ReadPaper Blog
Role-Agent: Bootstrapping LLM Agents via Dual-Role Evolution
Role-Agent addresses a central limitation in training LLM agents: sparse feedback and static environments often fail to reveal why an agent made poor long-horizon decisions. The paper proposes using a single LLM in two roles, as both the acting agent and an adaptive environment-like critic, through World-In-Agent state prediction and Agent-In-World failure-driven task redistribution. Experiments on multiple benchmarks report consistent gains, including an average improvement of over 4% against strong baselines, suggesting that dual-role co-evolution can improve agent learning without requiring separate environment models.
Source: Role-Agent: Bootstrapping LLM Agents via Dual-Role Evolution

When agents get stuck
The paper starts from the observation that LLM agents increasingly operate in multi-turn settings such as coding, navigation, deep research, and embodied tasks, where final success depends on long-horizon interaction rather than one-shot answering. Existing Agentic Reinforcement Learning methods can optimize full rollout trajectories, but many environments provide sparse trajectory-level rewards that say little about which action caused failure. The authors argue that static training environments also fail to expose hidden weaknesses because they present tasks, observations, and rewards without adapting to the agent’s current deficiencies. This creates inefficient exploration: the agent may repeat familiar behaviors while receiving feedback too coarse to support fine-grained credit assignment. Role-Agent is motivated as a way to make the learning environment more informative and adaptive while avoiding the extra complexity of building separate synthetic environment models or task generators.

One model, two roles
Role-Agent proposes bootstrapped agent-environment co-evolution by assigning a single LLM two complementary functions during training.
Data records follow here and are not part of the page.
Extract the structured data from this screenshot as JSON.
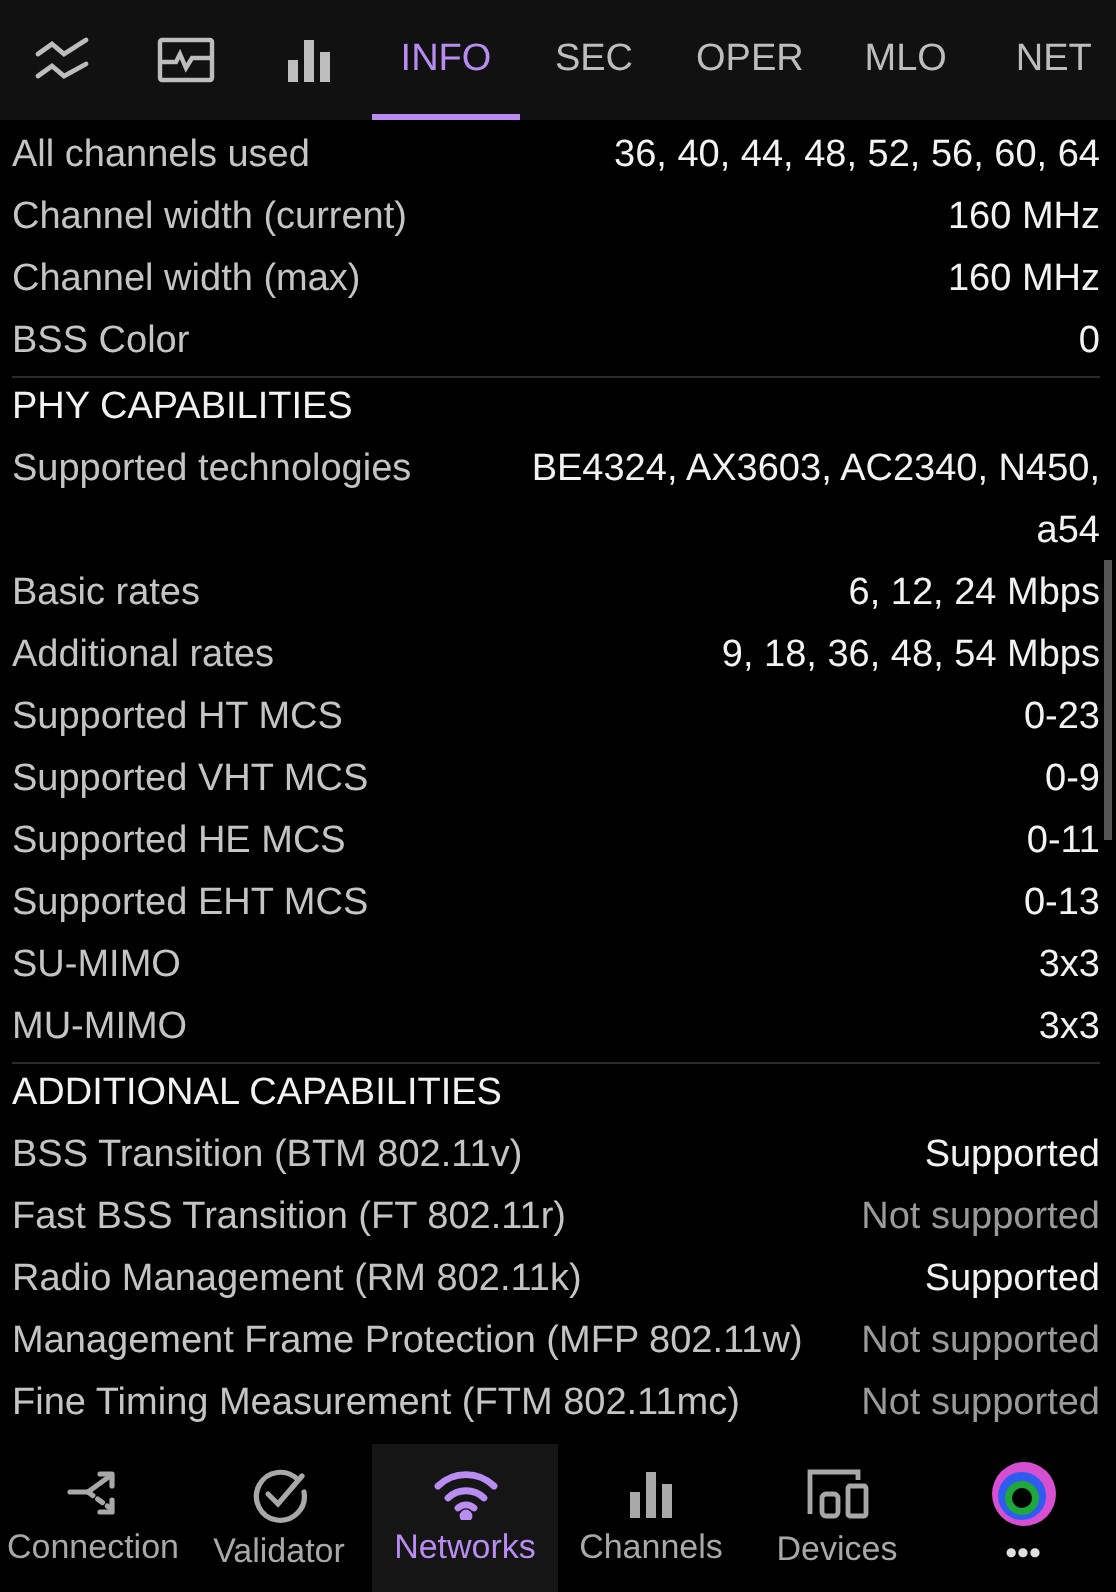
{
  "tabs": [
    {
      "kind": "icon",
      "selected": false
    },
    {
      "kind": "icon",
      "selected": false
    },
    {
      "kind": "icon",
      "selected": false
    },
    {
      "kind": "text",
      "label": "INFO",
      "selected": true
    },
    {
      "kind": "text",
      "label": "SEC",
      "selected": false
    },
    {
      "kind": "text",
      "label": "OPER",
      "selected": false
    },
    {
      "kind": "text",
      "label": "MLO",
      "selected": false
    },
    {
      "kind": "text",
      "label": "NET",
      "selected": false
    }
  ],
  "sections": [
    {
      "rows": [
        {
          "label": "All channels used",
          "value": "36, 40, 44, 48, 52, 56, 60, 64",
          "dimmed": false
        },
        {
          "label": "Channel width (current)",
          "value": "160 MHz",
          "dimmed": false
        },
        {
          "label": "Channel width (max)",
          "value": "160 MHz",
          "dimmed": false
        },
        {
          "label": "BSS Color",
          "value": "0",
          "dimmed": false
        }
      ]
    },
    {
      "title": "PHY CAPABILITIES",
      "rows": [
        {
          "label": "Supported technologies",
          "value": "BE4324, AX3603, AC2340, N450, a54",
          "dimmed": false
        },
        {
          "label": "Basic rates",
          "value": "6, 12, 24 Mbps",
          "dimmed": false
        },
        {
          "label": "Additional rates",
          "value": "9, 18, 36, 48, 54 Mbps",
          "dimmed": false
        },
        {
          "label": "Supported HT MCS",
          "value": "0-23",
          "dimmed": false
        },
        {
          "label": "Supported VHT MCS",
          "value": "0-9",
          "dimmed": false
        },
        {
          "label": "Supported HE MCS",
          "value": "0-11",
          "dimmed": false
        },
        {
          "label": "Supported EHT MCS",
          "value": "0-13",
          "dimmed": false
        },
        {
          "label": "SU-MIMO",
          "value": "3x3",
          "dimmed": false
        },
        {
          "label": "MU-MIMO",
          "value": "3x3",
          "dimmed": false
        }
      ]
    },
    {
      "title": "ADDITIONAL CAPABILITIES",
      "rows": [
        {
          "label": "BSS Transition (BTM 802.11v)",
          "value": "Supported",
          "dimmed": false
        },
        {
          "label": "Fast BSS Transition (FT 802.11r)",
          "value": "Not supported",
          "dimmed": true
        },
        {
          "label": "Radio Management (RM 802.11k)",
          "value": "Supported",
          "dimmed": false
        },
        {
          "label": "Management Frame Protection (MFP 802.11w)",
          "value": "Not supported",
          "dimmed": true
        },
        {
          "label": "Fine Timing Measurement (FTM 802.11mc)",
          "value": "Not supported",
          "dimmed": true
        }
      ]
    }
  ],
  "nav": [
    {
      "label": "Connection",
      "selected": false
    },
    {
      "label": "Validator",
      "selected": false
    },
    {
      "label": "Networks",
      "selected": true
    },
    {
      "label": "Channels",
      "selected": false
    },
    {
      "label": "Devices",
      "selected": false
    },
    {
      "label": "•••",
      "selected": false
    }
  ]
}
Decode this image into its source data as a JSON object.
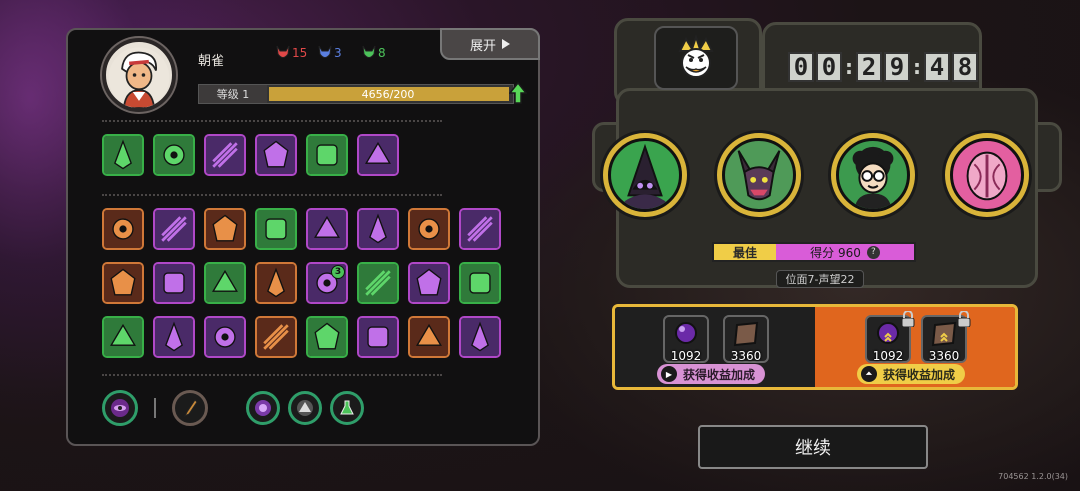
{
  "player": {
    "name": "朝雀",
    "stats": [
      {
        "icon": "red-demon-icon",
        "value": "15",
        "color": "#e04848"
      },
      {
        "icon": "blue-demon-icon",
        "value": "3",
        "color": "#5b7fe0"
      },
      {
        "icon": "green-demon-icon",
        "value": "8",
        "color": "#4cc25a"
      }
    ],
    "level_label": "等级 1",
    "exp_text": "4656/200",
    "exp_fraction": 1.0
  },
  "expand_label": "展开",
  "skills_row1": [
    {
      "icon": "green-leaf-blade-icon",
      "frame": "green"
    },
    {
      "icon": "gold-gem-scroll-icon",
      "frame": "green"
    },
    {
      "icon": "dark-orb-icon",
      "frame": "purple"
    },
    {
      "icon": "twin-claws-icon",
      "frame": "purple"
    },
    {
      "icon": "green-fronds-icon",
      "frame": "green"
    },
    {
      "icon": "stone-tablet-icon",
      "frame": "purple"
    }
  ],
  "skills_grid": [
    {
      "icon": "red-white-slash-icon",
      "frame": "orange"
    },
    {
      "icon": "purple-serpent-icon",
      "frame": "purple"
    },
    {
      "icon": "bronze-compass-icon",
      "frame": "orange"
    },
    {
      "icon": "green-shield-icon",
      "frame": "green"
    },
    {
      "icon": "ghost-spirit-icon",
      "frame": "purple"
    },
    {
      "icon": "x-mark-icon",
      "frame": "purple"
    },
    {
      "icon": "red-guardian-icon",
      "frame": "orange"
    },
    {
      "icon": "dark-statue-icon",
      "frame": "purple"
    },
    {
      "icon": "black-raven-icon",
      "frame": "orange"
    },
    {
      "icon": "gold-arch-icon",
      "frame": "purple"
    },
    {
      "icon": "wooden-wall-icon",
      "frame": "green"
    },
    {
      "icon": "gold-arrows-icon",
      "frame": "orange"
    },
    {
      "icon": "thorny-orb-icon",
      "frame": "purple",
      "badge": "3"
    },
    {
      "icon": "gold-green-chevron-icon",
      "frame": "green"
    },
    {
      "icon": "purple-crow-icon",
      "frame": "purple"
    },
    {
      "icon": "purple-spike-icon",
      "frame": "green"
    },
    {
      "icon": "green-swirl-icon",
      "frame": "green"
    },
    {
      "icon": "pink-star-icon",
      "frame": "purple"
    },
    {
      "icon": "purple-arrows-icon",
      "frame": "purple"
    },
    {
      "icon": "sunrise-icon",
      "frame": "orange"
    },
    {
      "icon": "red-arrow-icon",
      "frame": "green"
    },
    {
      "icon": "pink-eye-icon",
      "frame": "purple"
    },
    {
      "icon": "blue-portal-icon",
      "frame": "orange"
    },
    {
      "icon": "pink-scroll-icon",
      "frame": "purple"
    }
  ],
  "equipment": [
    {
      "icon": "purple-eye-orb-icon"
    },
    {
      "icon": "feather-dagger-icon"
    },
    {
      "icon": "purple-crystal-icon"
    },
    {
      "icon": "silver-triangle-icon"
    },
    {
      "icon": "green-flask-icon"
    }
  ],
  "timer": {
    "h1": "0",
    "h2": "0",
    "m1": "2",
    "m2": "9",
    "s1": "4",
    "s2": "8"
  },
  "bosses": [
    {
      "icon": "dark-hood-boss-icon",
      "bg": "#3aa44e"
    },
    {
      "icon": "horned-demon-boss-icon",
      "bg": "#4f9a58"
    },
    {
      "icon": "glasses-boy-boss-icon",
      "bg": "#3c9a4e"
    },
    {
      "icon": "pink-bulb-boss-icon",
      "bg": "#e35fa0"
    }
  ],
  "best": {
    "label": "最佳",
    "score": "得分 960",
    "help": "?"
  },
  "realm_label": "位面7-声望22",
  "rewards": {
    "left_items": [
      {
        "icon": "purple-orb-item-icon",
        "value": "1092"
      },
      {
        "icon": "brown-book-item-icon",
        "value": "3360"
      }
    ],
    "left_button": "获得收益加成",
    "right_items": [
      {
        "icon": "purple-orb-item-icon",
        "value": "1092"
      },
      {
        "icon": "brown-book-item-icon",
        "value": "3360"
      }
    ],
    "right_button": "获得收益加成"
  },
  "continue_label": "继续",
  "version": "704562 1.2.0(34)",
  "colors": {
    "gold": "#d9b43a",
    "accent_orange": "#e0661e",
    "pink": "#d95cd8"
  }
}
In one role, the model acts as the agent, choosing actions under a policy and interacting with task states across a trajectory. In the other role, the same model contributes environment-like feedback by analyzing failures and reshaping which tasks should be emphasized in later training. This design differs from agent-only self-improvement methods because the paper treats the training distribution itself as something that can adapt to the agent’s weaknesses. The framework is organized around two modules, World-In-Agent and Agent-In-World, which together aim to improve both environment-aware reasoning and targeted practice. The implication is that an LLM agent can use its own generative and analytic capacity to create richer learning signals without relying on additional human supervision.

World-In-Agent
World-In-Agent internalizes environment dynamics by asking the LLM agent to predict future states after each action during a rollout. Formally, after action at step t, the agent predicts states over a horizon H, producing future-state estimates that are later compared with the actual observed states. The paper measures this prediction quality using a Longest Matching Subsequence score over textual state contexts, yielding predictive rewards that quantify how well the agent anticipated action consequences. These predictive rewards are not added as independent success signals; instead, they modulate the task reward through a multiplicative form, so accurate prediction amplifies credit for successful actions while poor prediction weakens credit for actions whose success may be accidental. This mechanism turns state prediction into a reliability-aware process reward, encouraging the agent to reason about how actions change the environment rather than merely optimizing final outcomes.

Agent-In-World
Agent-In-World addresses the complementary problem of deciding what the agent should practice after it fails. The module uses the same LLM to examine failed trajectories step by step and produce reflections or failure modes that identify root causes of unsuccessful behavior. Role-Agent then retrieves tasks with similar failure patterns and adjusts the training data distribution toward those cases, making the environment more diagnostic of the agent’s current weaknesses. This approach is positioned against fixed-distribution RL and self-evolving agent methods that mainly update policies or agent scaffolds while leaving the task environment unchanged. By prioritizing tasks linked to historical deficiencies, Agent-In-World gives the training process a curriculum-like adaptation driven by observed failure rather than manually designed scheduling. The result is a feedback loop in which poor performance is converted into information about where future rollouts should concentrate.

What changed?
The paper reports that Role-Agent consistently outperforms existing approaches across multiple benchmarks, with an average gain of over 4% over strong baselines. The authors interpret these results as evidence that a single LLM can use dual-role evolution to improve practical performance in text-based interactive environments. The reported gains support the value of combining fine-grained predictive credit assignment from World-In-Agent with failure-aware task redistribution from Agent-In-World. The method also has a deployment advantage because it avoids the need for separate environment models, task generators, or manually engineered adaptive schedulers. More broadly, the paper suggests that future LLM agent training can move beyond static rewards and fixed task pools toward self-adaptive interaction loops in which the agent learns both from what happened and from why its own predictions and decisions failed.